Entretanto uma dor cravara-se no meu peito, dilacerando-me a alma: um filho, com paralisia infantil, com grande comprometimento. Aos filhos amamos mais do que a nós mesmos. Tudo fizemos para tentar amenizar a situação, mas não foi possível, nem mesmo no Exterior. Isso era o calcanhar de Aquiles para toda a família que sofria unida. E o menino crescia, debulhado em sorrisos e sem reclamações, acostumado às amarras de seu viver físico, sem nenhuma perspectiva que pudesse lhe devolver os passos, o caminhar pela vida, como as demais crianças de sua idade.
Ao deixá-lo na escola, era-me doloroso sentir os olhares piedosos ou assustados dos coleguinhas e de adultos também. Ele, praticamente não andava, arrastava-se feito uma arranha ou um monstrengo. Eu sempre voltava arrasado, impotente e cheio de porquês. Como gostaria de trocar de lugar com o meu filho! Entretanto, o meu poderio, a minha inteligência, o pedestal de minha carreira, eram incapazes para devolver ao meu filho a condição de andante, embora ele nunca a tivesse experimentado. Não conhecesse a liberdade de ir e vir por meio da agilidade dos passos. Jamais conheceria o prazer de jogar bola, andar de bicicleta, praticar esportes...
Um dia, ao retornar a casa, após exaustivas audiências, minha mulher falou-me sobre esse dentista que, inexplicavelmente, estava fazendo curas, através do espírito de um médico desencarnado, chamado Dr. Manuel.
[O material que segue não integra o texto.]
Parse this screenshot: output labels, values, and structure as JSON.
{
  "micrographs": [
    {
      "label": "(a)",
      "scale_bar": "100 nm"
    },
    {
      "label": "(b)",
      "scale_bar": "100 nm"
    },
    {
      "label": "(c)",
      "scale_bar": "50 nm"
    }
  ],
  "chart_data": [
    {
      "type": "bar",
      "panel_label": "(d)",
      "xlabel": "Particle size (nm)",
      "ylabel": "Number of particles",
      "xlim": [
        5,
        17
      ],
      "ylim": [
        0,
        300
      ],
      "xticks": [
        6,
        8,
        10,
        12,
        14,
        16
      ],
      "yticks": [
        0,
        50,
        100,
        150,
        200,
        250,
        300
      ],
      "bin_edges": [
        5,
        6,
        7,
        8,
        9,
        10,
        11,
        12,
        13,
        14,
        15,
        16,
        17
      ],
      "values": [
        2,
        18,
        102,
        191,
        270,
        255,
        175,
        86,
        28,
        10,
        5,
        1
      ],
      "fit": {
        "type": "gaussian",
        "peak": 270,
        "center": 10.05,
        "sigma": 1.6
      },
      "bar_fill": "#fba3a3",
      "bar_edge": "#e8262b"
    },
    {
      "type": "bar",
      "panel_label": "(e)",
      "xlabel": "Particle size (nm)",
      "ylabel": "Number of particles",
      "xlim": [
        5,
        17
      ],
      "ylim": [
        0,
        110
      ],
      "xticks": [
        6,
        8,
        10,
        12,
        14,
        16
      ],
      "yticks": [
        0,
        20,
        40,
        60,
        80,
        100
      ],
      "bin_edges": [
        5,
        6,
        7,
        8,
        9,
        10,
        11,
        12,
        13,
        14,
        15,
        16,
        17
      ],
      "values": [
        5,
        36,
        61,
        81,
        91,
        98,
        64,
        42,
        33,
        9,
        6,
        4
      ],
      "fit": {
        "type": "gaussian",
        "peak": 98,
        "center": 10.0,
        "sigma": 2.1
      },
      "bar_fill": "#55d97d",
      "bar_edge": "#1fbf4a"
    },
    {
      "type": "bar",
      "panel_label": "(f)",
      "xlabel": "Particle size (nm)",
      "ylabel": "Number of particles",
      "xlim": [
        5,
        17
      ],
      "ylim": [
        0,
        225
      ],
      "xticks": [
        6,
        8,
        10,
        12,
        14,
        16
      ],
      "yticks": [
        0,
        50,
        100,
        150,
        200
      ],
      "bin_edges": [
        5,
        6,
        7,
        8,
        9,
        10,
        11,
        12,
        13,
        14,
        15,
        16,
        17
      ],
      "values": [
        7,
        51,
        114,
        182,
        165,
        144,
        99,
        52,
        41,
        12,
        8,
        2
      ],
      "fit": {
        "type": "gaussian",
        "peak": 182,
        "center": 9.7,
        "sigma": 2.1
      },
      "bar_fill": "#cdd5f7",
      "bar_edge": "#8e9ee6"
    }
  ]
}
Avesso ao tema, tentei persuadi-la a não acreditar nesses boatos, não obstante o protagonista fosse uma pessoa qualificada, do ponto de vista científico. Após alguns dias de muita insistência e tendo em vista o alvo do pedido ser o nosso filho, Lucas, aceitei que ela marcasse uma consulta com o tal médico desencarnado que, agora, já atendia num local maior, dado o grande contingente de pessoas que o procurava.
Meio sem jeito e um tanto envergonhado, compareci no dia e hora marcados, porém, sem qualquer identificação. Já pensou o que diriam os meus pares?
Adentrei num ambiente simples, limpo, com modesta aparelhagem médica: o consultório do Dr. Manuel. Sem delongas e nenhum aparato, contei a história do meu filho e a nossa desvairada busca para que ele ganhasse um pouco de independência para viver.
O médico, que na verdade era o dentista, num linguajar erudito e conhecedor, falara-me de muitas outras coisas, menos da situação do Lucas, a qual era o motivo de minha ida ali. De tudo o que falou, ficou bem registrado a força do bem, o amor ao próximo e a caridade, como estandartes de nosso compromisso nesta vida. Aguardando o desfecho final, quando ele, certamente, falaria sobre o Lucas, fui convidado a sair, pois minha hora havia se esgotado.
À direção do carro, de volta para casa, senti-me como se fosse uma pessoa com retardo mental. Um idiota mesmo. Logo eu que me reputava tão cético, tão preparado, tão arguto! Queria esquecer daquele episódio. Pensei em não dizer a Mônica que havia estado com o tal médico, mas não podia fazer isso. Afinal ela era minha mulher, a outra metade de mim e esperava a resposta ansiosa. Era uma mãe aflita em defesa da cria. Sem esconder a minha decepção, relatei-lhe a infrutífera consulta ao tal médium dentista, selando, finalmente, que deveríamos nos esquecer definitivamente daquilo. Era, no mínimo, ridículo.